Software Requirements Classification using Machine Learning algorithm’s
Gaith Y Quba, Hadeel Al Qaisi, Ahmad Althunibat, Shadi AlZu’bi
Abstract
The world is growing and developing rapidly, and the demand for software has been increasing speedily, any software has many steps for building a program and all the steps are important for software requirements. Requirements classification can be applied manually, which requires great effort, time, cost and the accuracy may vary. Therefore, many previous researchv has been proposed to automate the classification process, but the automation process of the classification was not sufficient. In this study, we will propose a technique to automatically classify software requirements using machine learning to represent text data from software requirements specification and classify requirement to group Functional Requirement and Non-Functional Requirement. The experimented dataset in this study was the PROMISE_exp, which includes labeled requirements. All the documents of software from the database were changed (cleaned) with a set of steps (normalization, extractions, selection any techniques that will be used. The BoW used SVM algorithm or KNN algorithm for classification.
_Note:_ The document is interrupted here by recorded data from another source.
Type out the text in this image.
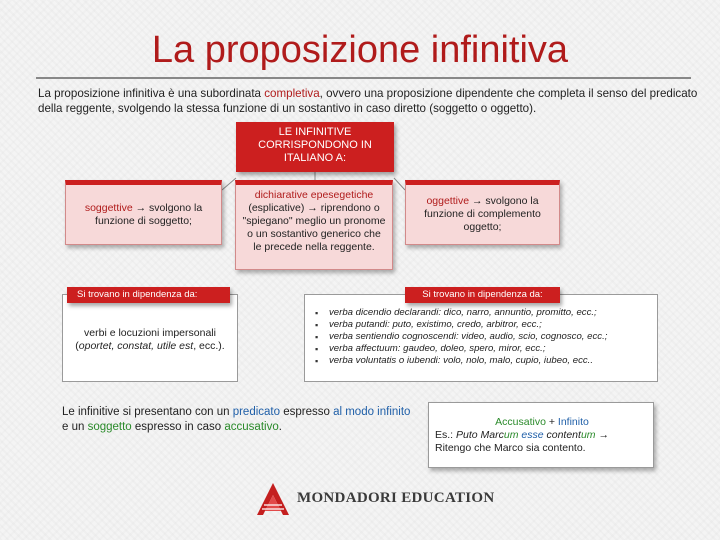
La proposizione infinitiva
La proposizione infinitiva è una subordinata completiva, ovvero una proposizione dipendente che completa il senso del predicato della reggente, svolgendo la stessa funzione di un sostantivo in caso diretto (soggetto o oggetto).
LE INFINITIVE CORRISPONDONO IN ITALIANO A:
soggettive → svolgono la funzione di soggetto;
dichiarative epesegetiche (esplicative) → riprendono o "spiegano" meglio un pronome o un sostantivo generico che le precede nella reggente.
oggettive → svolgono la funzione di complemento oggetto;
verbi e locuzioni impersonali
(oportet, constat, utile est, ecc.).
Si trovano in dipendenza da:
▪ verba dicendio declarandi: dico, narro, annuntio, promitto, ecc.;
▪ verba putandi: puto, existimo, credo, arbitror, ecc.;
▪ verba sentiendio cognoscendi: video, audio, scio, cognosco, ecc.;
▪ verba affectuum: gaudeo, doleo, spero, miror, ecc.;
▪ verba voluntatis o iubendi: volo, nolo, malo, cupio, iubeo, ecc..
Si trovano in dipendenza da:
Le infinitive si presentano con un predicato espresso al modo infinito e un soggetto espresso in caso accusativo.	Accusativo + Infinito
Es.: Puto Marcum esse contentum →
Ritengo che Marco sia contento.
MONDADORI EDUCATION
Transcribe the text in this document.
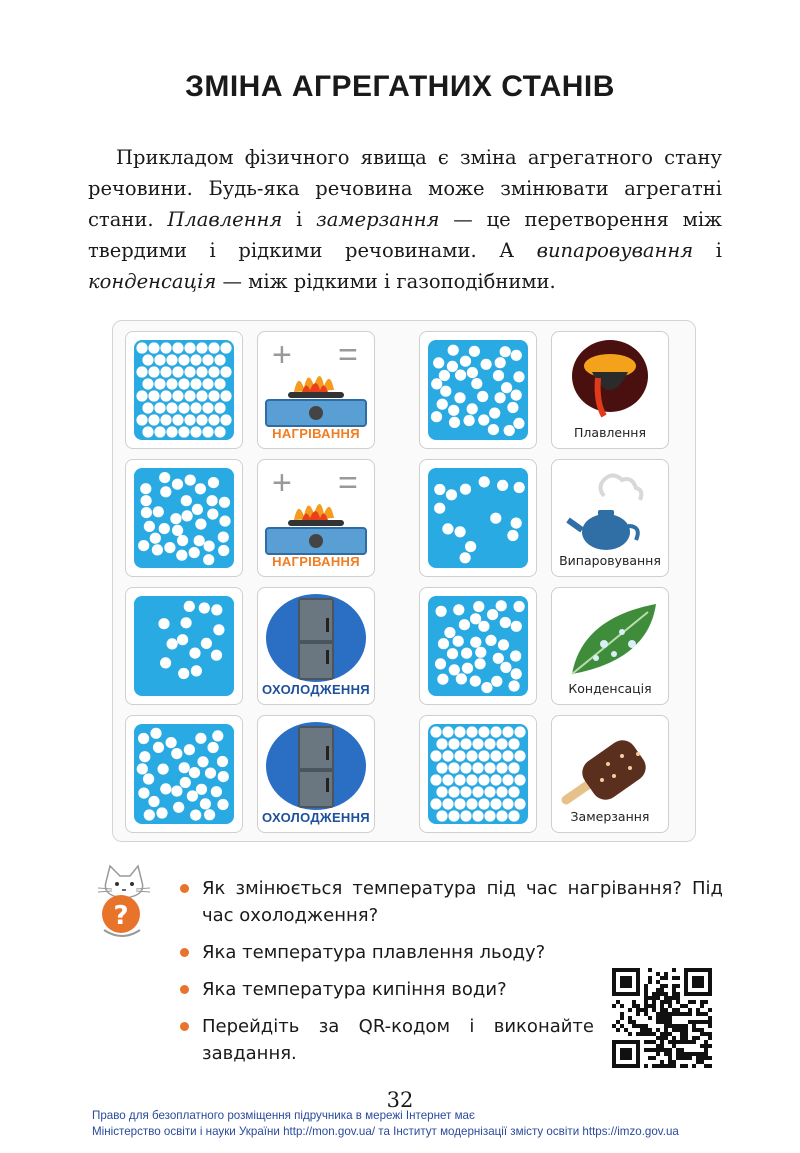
ЗМІНА АГРЕГАТНИХ СТАНІВ
Прикладом фізичного явища є зміна агрегатного стану речовини. Будь-яка речовина може змінювати агрегатні стани. Плавлення і замерзання — це перетворення між твердими і рідкими речовинами. А випаровування і конденсація — між рідкими і газоподібними.
+ =
НАГРІВАННЯ	Плавлення
+ =
НАГРІВАННЯ	Випаровування
ОХОЛОДЖЕННЯ	Конденсація
ОХОЛОДЖЕННЯ	Замерзання
?
Як змінюється температура під час нагрівання? Під час охолодження?
Яка температура плавлення льоду?
Яка температура кипіння води?
Перейдіть за QR-кодом і виконайте завдання.
32
Право для безоплатного розміщення підручника в мережі Інтернет має
Міністерство освіти і науки України http://mon.gov.ua/ та Інститут модернізації змісту освіти https://imzo.gov.ua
This study used data from the PROMISE_exp to do the work, the information of the steps used to re-performed the classification, and the Measurement BoW, when using SVM and KNN algorithms the classification of requirements making can serve as a way and resources for another study. It can be seen that the use of BoW with SVM is better than use KNN algorithms with an average F-measure of all cases of 0.74. In future work we intend to improve to technique with make merge and change some algorithms as Logiest Regression to improve the Accuracy ( Precision) of our model.